When team members feel controlled or unsupported, they begin to look out for themselves and their own reputation, or to secure their place in the team or to look for a way out of the team!  Staff look to secure as much power as they can in order to feel  safe and in control.  But the point isn’t to win back or retain power, but to use power productively in fulfilling the teams purpose. The role of the manager is clearly crucial in this respect. The truth is that the manager exists to empower the team to get the job done and the job gets done when the team are empowered to do their job!  

The inappropriate use of our personal power - or the failure to use our personal power effectively leads to in-fighting within the team or being afraid of the team where the team forms a clique with you on the outside. When power is viewed and handled as a means of manipulation and control rather than empowerment and release, we end up in a mess of broken relationships, mixed motives, misunderstandings and missed opportunities.

Of course, there are times when the power of authority means that discipline and sanctions need to be applied, but the greatest use of power is to use it with gentle firmness, serving others into being the best expression of who they are capable of becoming.  It is the firm yet gentle use of power which creates the climate in which others feel safe to express the best of themselves. When we do this, the team looks good and so do we by association - we are the team leader after all!  We use our power to leverage their power in fulfilment of the bigger purpose or vision.

When you know how to empower yourself, and when you know how to empower your team, and you do it - then your team becomes a powerhouse of focused action, harmonious relationships, productivity and purpose fulfilment.  When we remember that we all have personal power, regardless of whether we have a position of power or not, we can maintain our self respect and use our personal power to get the job done and also harness the use of our power to put the values of the team and the business into practice.  

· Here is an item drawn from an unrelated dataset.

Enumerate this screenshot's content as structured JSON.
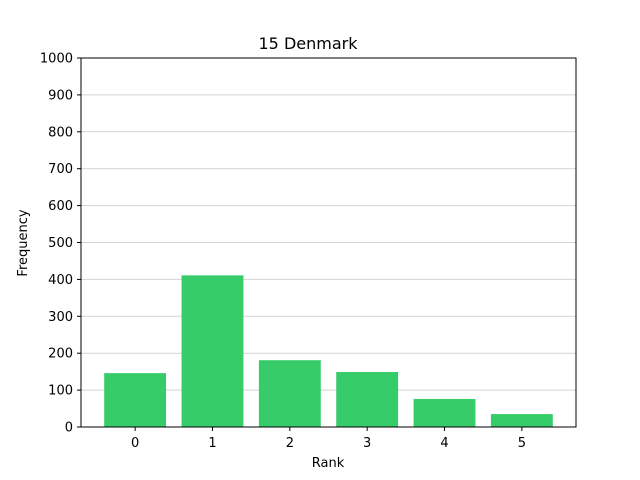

When we set appropriate boundaries for our own self respect and also determine not to use our power to devalue others in the team, we find our voice and release the voice of others. When we release our power sustainably and effectively, when we recognise if people are being served and empowered, or dominated and dis-empowered, built up or torn down, released or controlled and when we determine to release our power in a creative non destructive manner - then we have chosen to live to a higher standard - we have chosen to set the culture which - actually - everyone wants to live within!